Money for comparative effectiveness research for drugs was salvaged in the federal stimulus, despite the intense lobbying of the drug industry. This is a good thing. PhRMA has criticized the bill, arguing (risibly) that somehow more information in the marketplace will lead to denial of treatment. They would prefer us to have less information — to keep doctors and patients guessing about what drug works better for a particular ailment.
… Now, we often get criticized on this site for being “anti-business”. And sometimes we get criticized on this site for being anti-union. One might well ask, What's the point of consistency? I hope that we try to evaluate the actions of either unions or business, based on how closely they have aligned their own interests with those of the public at large. All interest groups will claim “What's good for us is good for the country” or state, or community. So in any given situation, we can ask, Is that a plausible claim? Or an excuse to charge a rent, or extort some unearned benefit from the public, via unequal power of politics or markets?
Everyone — especially those of us in Massachusetts — has an interest in a thriving drug industry, for reasons medical and economic. The question is the mode of doing business: Does the corporations' good overlap with the public's? Or are they appropriating value from us?
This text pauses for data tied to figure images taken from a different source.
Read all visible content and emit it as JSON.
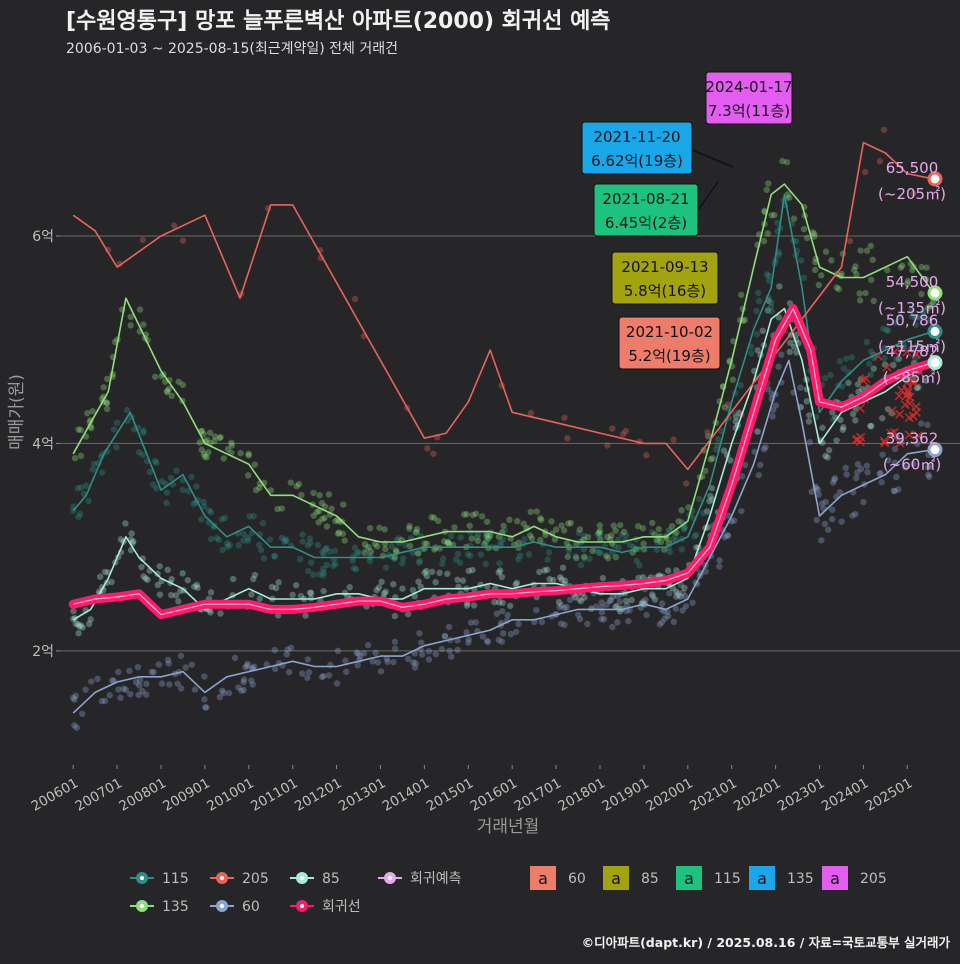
{
  "header": {
    "title": "[수원영통구] 망포 늘푸른벽산 아파트(2000) 회귀선 예측",
    "subtitle": "2006-01-03 ~ 2025-08-15(최근계약일) 전체 거래건"
  },
  "footer": {
    "credit": "©디아파트(dapt.kr) / 2025.08.16 / 자료=국토교통부 실거래가"
  },
  "chart_data": {
    "type": "scatter",
    "xlabel": "거래년월",
    "ylabel": "매매가(원)",
    "x_range": [
      "2006-01",
      "2025-08"
    ],
    "ylim": [
      0.9,
      7.6
    ],
    "y_ticks": [
      {
        "value": 2,
        "label": "2억"
      },
      {
        "value": 4,
        "label": "4억"
      },
      {
        "value": 6,
        "label": "6억"
      }
    ],
    "x_ticks": [
      "200601",
      "200701",
      "200801",
      "200901",
      "201001",
      "201101",
      "201201",
      "201301",
      "201401",
      "201501",
      "201601",
      "201701",
      "201801",
      "201901",
      "202001",
      "202101",
      "202201",
      "202301",
      "202401",
      "202501"
    ],
    "grid": true,
    "legend_position": "bottom",
    "colors": {
      "s60": "#8ea3cf",
      "s85": "#a8ecd8",
      "s115": "#2f8f86",
      "s135": "#8fe07a",
      "s205": "#e8645a",
      "regression": "#ff1a6a",
      "forecast": "#e6a9ec"
    },
    "series": [
      {
        "name": "60",
        "key": "s60",
        "points": [
          [
            2006.0,
            1.4
          ],
          [
            2006.5,
            1.6
          ],
          [
            2007.0,
            1.7
          ],
          [
            2007.5,
            1.75
          ],
          [
            2008.0,
            1.75
          ],
          [
            2008.5,
            1.8
          ],
          [
            2009.0,
            1.6
          ],
          [
            2009.5,
            1.75
          ],
          [
            2010.0,
            1.8
          ],
          [
            2010.5,
            1.85
          ],
          [
            2011.0,
            1.9
          ],
          [
            2011.5,
            1.85
          ],
          [
            2012.0,
            1.85
          ],
          [
            2012.5,
            1.9
          ],
          [
            2013.0,
            1.95
          ],
          [
            2013.5,
            1.95
          ],
          [
            2014.0,
            2.05
          ],
          [
            2014.5,
            2.1
          ],
          [
            2015.0,
            2.15
          ],
          [
            2015.5,
            2.2
          ],
          [
            2016.0,
            2.3
          ],
          [
            2016.5,
            2.3
          ],
          [
            2017.0,
            2.35
          ],
          [
            2017.5,
            2.4
          ],
          [
            2018.0,
            2.4
          ],
          [
            2018.5,
            2.4
          ],
          [
            2019.0,
            2.45
          ],
          [
            2019.5,
            2.4
          ],
          [
            2020.0,
            2.5
          ],
          [
            2020.5,
            2.9
          ],
          [
            2021.0,
            3.3
          ],
          [
            2021.5,
            3.8
          ],
          [
            2022.0,
            4.5
          ],
          [
            2022.3,
            4.8
          ],
          [
            2022.6,
            4.2
          ],
          [
            2023.0,
            3.3
          ],
          [
            2023.5,
            3.5
          ],
          [
            2024.0,
            3.6
          ],
          [
            2024.5,
            3.7
          ],
          [
            2025.0,
            3.9
          ],
          [
            2025.6,
            3.94
          ]
        ]
      },
      {
        "name": "85",
        "key": "s85",
        "points": [
          [
            2006.0,
            2.3
          ],
          [
            2006.4,
            2.4
          ],
          [
            2006.8,
            2.7
          ],
          [
            2007.2,
            3.1
          ],
          [
            2007.5,
            2.9
          ],
          [
            2008.0,
            2.7
          ],
          [
            2008.5,
            2.6
          ],
          [
            2009.0,
            2.4
          ],
          [
            2009.5,
            2.5
          ],
          [
            2010.0,
            2.6
          ],
          [
            2010.5,
            2.5
          ],
          [
            2011.0,
            2.5
          ],
          [
            2011.5,
            2.5
          ],
          [
            2012.0,
            2.55
          ],
          [
            2012.5,
            2.55
          ],
          [
            2013.0,
            2.5
          ],
          [
            2013.5,
            2.5
          ],
          [
            2014.0,
            2.6
          ],
          [
            2014.5,
            2.6
          ],
          [
            2015.0,
            2.6
          ],
          [
            2015.5,
            2.65
          ],
          [
            2016.0,
            2.6
          ],
          [
            2016.5,
            2.65
          ],
          [
            2017.0,
            2.65
          ],
          [
            2017.5,
            2.6
          ],
          [
            2018.0,
            2.55
          ],
          [
            2018.5,
            2.55
          ],
          [
            2019.0,
            2.6
          ],
          [
            2019.5,
            2.6
          ],
          [
            2020.0,
            2.7
          ],
          [
            2020.5,
            3.3
          ],
          [
            2021.0,
            4.0
          ],
          [
            2021.5,
            4.6
          ],
          [
            2021.9,
            5.2
          ],
          [
            2022.2,
            5.3
          ],
          [
            2022.6,
            4.8
          ],
          [
            2023.0,
            4.0
          ],
          [
            2023.5,
            4.3
          ],
          [
            2024.0,
            4.4
          ],
          [
            2024.5,
            4.5
          ],
          [
            2025.0,
            4.65
          ],
          [
            2025.6,
            4.78
          ]
        ]
      },
      {
        "name": "115",
        "key": "s115",
        "points": [
          [
            2006.0,
            3.35
          ],
          [
            2006.3,
            3.5
          ],
          [
            2006.7,
            3.9
          ],
          [
            2007.0,
            4.1
          ],
          [
            2007.3,
            4.3
          ],
          [
            2008.0,
            3.55
          ],
          [
            2008.5,
            3.7
          ],
          [
            2009.0,
            3.3
          ],
          [
            2009.5,
            3.1
          ],
          [
            2010.0,
            3.2
          ],
          [
            2010.5,
            3.0
          ],
          [
            2011.0,
            3.0
          ],
          [
            2011.5,
            2.9
          ],
          [
            2012.0,
            2.9
          ],
          [
            2012.5,
            2.9
          ],
          [
            2013.0,
            2.9
          ],
          [
            2013.5,
            2.95
          ],
          [
            2014.0,
            3.0
          ],
          [
            2014.5,
            3.0
          ],
          [
            2015.0,
            3.0
          ],
          [
            2015.5,
            3.0
          ],
          [
            2016.0,
            3.0
          ],
          [
            2016.5,
            3.05
          ],
          [
            2017.0,
            3.0
          ],
          [
            2017.5,
            3.0
          ],
          [
            2018.0,
            3.0
          ],
          [
            2018.5,
            2.95
          ],
          [
            2019.0,
            3.0
          ],
          [
            2019.5,
            3.0
          ],
          [
            2020.0,
            3.1
          ],
          [
            2020.5,
            3.6
          ],
          [
            2021.0,
            4.4
          ],
          [
            2021.5,
            5.1
          ],
          [
            2021.9,
            5.5
          ],
          [
            2022.2,
            6.4
          ],
          [
            2022.6,
            5.5
          ],
          [
            2023.0,
            4.3
          ],
          [
            2023.5,
            4.6
          ],
          [
            2024.0,
            4.8
          ],
          [
            2024.5,
            4.9
          ],
          [
            2025.0,
            5.0
          ],
          [
            2025.6,
            5.08
          ]
        ]
      },
      {
        "name": "135",
        "key": "s135",
        "points": [
          [
            2006.0,
            3.9
          ],
          [
            2006.4,
            4.2
          ],
          [
            2006.8,
            4.5
          ],
          [
            2007.2,
            5.4
          ],
          [
            2008.0,
            4.7
          ],
          [
            2008.5,
            4.4
          ],
          [
            2009.0,
            4.0
          ],
          [
            2009.5,
            3.9
          ],
          [
            2010.0,
            3.8
          ],
          [
            2010.5,
            3.5
          ],
          [
            2011.0,
            3.5
          ],
          [
            2011.5,
            3.4
          ],
          [
            2012.0,
            3.3
          ],
          [
            2012.5,
            3.1
          ],
          [
            2013.0,
            3.05
          ],
          [
            2013.5,
            3.05
          ],
          [
            2014.0,
            3.1
          ],
          [
            2014.5,
            3.15
          ],
          [
            2015.0,
            3.15
          ],
          [
            2015.5,
            3.15
          ],
          [
            2016.0,
            3.1
          ],
          [
            2016.5,
            3.2
          ],
          [
            2017.0,
            3.1
          ],
          [
            2017.5,
            3.05
          ],
          [
            2018.0,
            3.05
          ],
          [
            2018.5,
            3.05
          ],
          [
            2019.0,
            3.1
          ],
          [
            2019.5,
            3.1
          ],
          [
            2020.0,
            3.25
          ],
          [
            2020.5,
            4.0
          ],
          [
            2021.0,
            4.8
          ],
          [
            2021.5,
            5.7
          ],
          [
            2021.9,
            6.4
          ],
          [
            2022.2,
            6.5
          ],
          [
            2022.6,
            6.3
          ],
          [
            2023.0,
            5.7
          ],
          [
            2023.5,
            5.6
          ],
          [
            2024.0,
            5.6
          ],
          [
            2024.5,
            5.7
          ],
          [
            2025.0,
            5.8
          ],
          [
            2025.6,
            5.45
          ]
        ]
      },
      {
        "name": "205",
        "key": "s205",
        "points": [
          [
            2006.0,
            6.2
          ],
          [
            2006.5,
            6.05
          ],
          [
            2007.0,
            5.7
          ],
          [
            2008.0,
            6.0
          ],
          [
            2009.0,
            6.2
          ],
          [
            2009.8,
            5.4
          ],
          [
            2010.5,
            6.3
          ],
          [
            2011.0,
            6.3
          ],
          [
            2014.0,
            4.05
          ],
          [
            2014.5,
            4.1
          ],
          [
            2015.0,
            4.4
          ],
          [
            2015.5,
            4.9
          ],
          [
            2016.0,
            4.3
          ],
          [
            2017.0,
            4.2
          ],
          [
            2018.0,
            4.1
          ],
          [
            2019.0,
            4.0
          ],
          [
            2019.5,
            4.0
          ],
          [
            2020.0,
            3.75
          ],
          [
            2023.5,
            5.7
          ],
          [
            2024.0,
            6.9
          ],
          [
            2024.5,
            6.8
          ],
          [
            2025.0,
            6.6
          ],
          [
            2025.6,
            6.55
          ]
        ]
      },
      {
        "name": "회귀선",
        "key": "regression",
        "points": [
          [
            2006.0,
            2.45
          ],
          [
            2006.5,
            2.5
          ],
          [
            2007.0,
            2.52
          ],
          [
            2007.5,
            2.55
          ],
          [
            2008.0,
            2.35
          ],
          [
            2008.5,
            2.4
          ],
          [
            2009.0,
            2.45
          ],
          [
            2009.5,
            2.45
          ],
          [
            2010.0,
            2.45
          ],
          [
            2010.5,
            2.4
          ],
          [
            2011.0,
            2.4
          ],
          [
            2011.5,
            2.42
          ],
          [
            2012.0,
            2.45
          ],
          [
            2012.5,
            2.48
          ],
          [
            2013.0,
            2.48
          ],
          [
            2013.5,
            2.42
          ],
          [
            2014.0,
            2.45
          ],
          [
            2014.5,
            2.5
          ],
          [
            2015.0,
            2.52
          ],
          [
            2015.5,
            2.55
          ],
          [
            2016.0,
            2.55
          ],
          [
            2016.5,
            2.57
          ],
          [
            2017.0,
            2.58
          ],
          [
            2017.5,
            2.6
          ],
          [
            2018.0,
            2.62
          ],
          [
            2018.5,
            2.63
          ],
          [
            2019.0,
            2.65
          ],
          [
            2019.5,
            2.68
          ],
          [
            2020.0,
            2.75
          ],
          [
            2020.5,
            3.0
          ],
          [
            2021.0,
            3.6
          ],
          [
            2021.5,
            4.3
          ],
          [
            2022.0,
            5.0
          ],
          [
            2022.4,
            5.3
          ],
          [
            2022.8,
            4.9
          ],
          [
            2023.0,
            4.4
          ],
          [
            2023.5,
            4.35
          ],
          [
            2024.0,
            4.45
          ],
          [
            2024.5,
            4.6
          ],
          [
            2025.0,
            4.7
          ],
          [
            2025.6,
            4.78
          ]
        ]
      }
    ],
    "annotations": [
      {
        "date": "2024-01-17",
        "price": "7.3억(11층)",
        "area": "205",
        "color": "#e35ef0"
      },
      {
        "date": "2021-11-20",
        "price": "6.62억(19층)",
        "area": "135",
        "color": "#19a7ea"
      },
      {
        "date": "2021-08-21",
        "price": "6.45억(2층)",
        "area": "115",
        "color": "#1dc27e"
      },
      {
        "date": "2021-09-13",
        "price": "5.8억(16층)",
        "area": "85",
        "color": "#a3a20f"
      },
      {
        "date": "2021-10-02",
        "price": "5.2억(19층)",
        "area": "60",
        "color": "#ee7c6a"
      }
    ],
    "forecast_labels": [
      {
        "value": "65,500",
        "area": "(~205㎡)",
        "y": 6.55,
        "key": "s205"
      },
      {
        "value": "54,500",
        "area": "(~135㎡)",
        "y": 5.45,
        "key": "s135"
      },
      {
        "value": "50,786",
        "area": "(~115㎡)",
        "y": 5.08,
        "key": "s115"
      },
      {
        "value": "47,782",
        "area": "(~85㎡)",
        "y": 4.78,
        "key": "s85"
      },
      {
        "value": "39,362",
        "area": "(~60㎡)",
        "y": 3.94,
        "key": "s60"
      }
    ],
    "legend": {
      "lines": [
        {
          "label": "115",
          "key": "s115"
        },
        {
          "label": "205",
          "key": "s205"
        },
        {
          "label": "85",
          "key": "s85"
        },
        {
          "label": "회귀예측",
          "key": "forecast"
        },
        {
          "label": "135",
          "key": "s135"
        },
        {
          "label": "60",
          "key": "s60"
        },
        {
          "label": "회귀선",
          "key": "regression"
        }
      ],
      "boxes": [
        {
          "glyph": "a",
          "label": "60",
          "color": "#ee7c6a"
        },
        {
          "glyph": "a",
          "label": "85",
          "color": "#a3a20f"
        },
        {
          "glyph": "a",
          "label": "115",
          "color": "#1dc27e"
        },
        {
          "glyph": "a",
          "label": "135",
          "color": "#19a7ea"
        },
        {
          "glyph": "a",
          "label": "205",
          "color": "#e35ef0"
        }
      ]
    }
  }
}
If drug companies are required to compete directly on cost and effectiveness, their business strategy will indeed have to change. Currently, the typical strategy seems to be: a.) develop a drug, b.) test it for general efficacy and safety, and c.) market it. In the absence of neutral, reliable comparative data between drugs, marketing weighs much more heavily in how drug companies compete than efficacy, safety, and price.
With the federal government playing the role of an honest and neutral broker, the balance will shift; the function of efficacy/safety/price will become much more prominent. Maybe we would see a shift in resources away from marketing, and toward R&D. Drug companies will still compete, they will still sell drugs, the winners will still make money — lots of it. But the results of such competition will be much more likely to bear real medical benefits for the public.
It's not that drug companies can't do business this new way; but since the old business model has been so lucrative, they're resistant to change. Their behavior is rational, in a way; but they circumscribe their own interests away from those of the public at large. Perhaps they will realize someday that the alternative will make them money, too.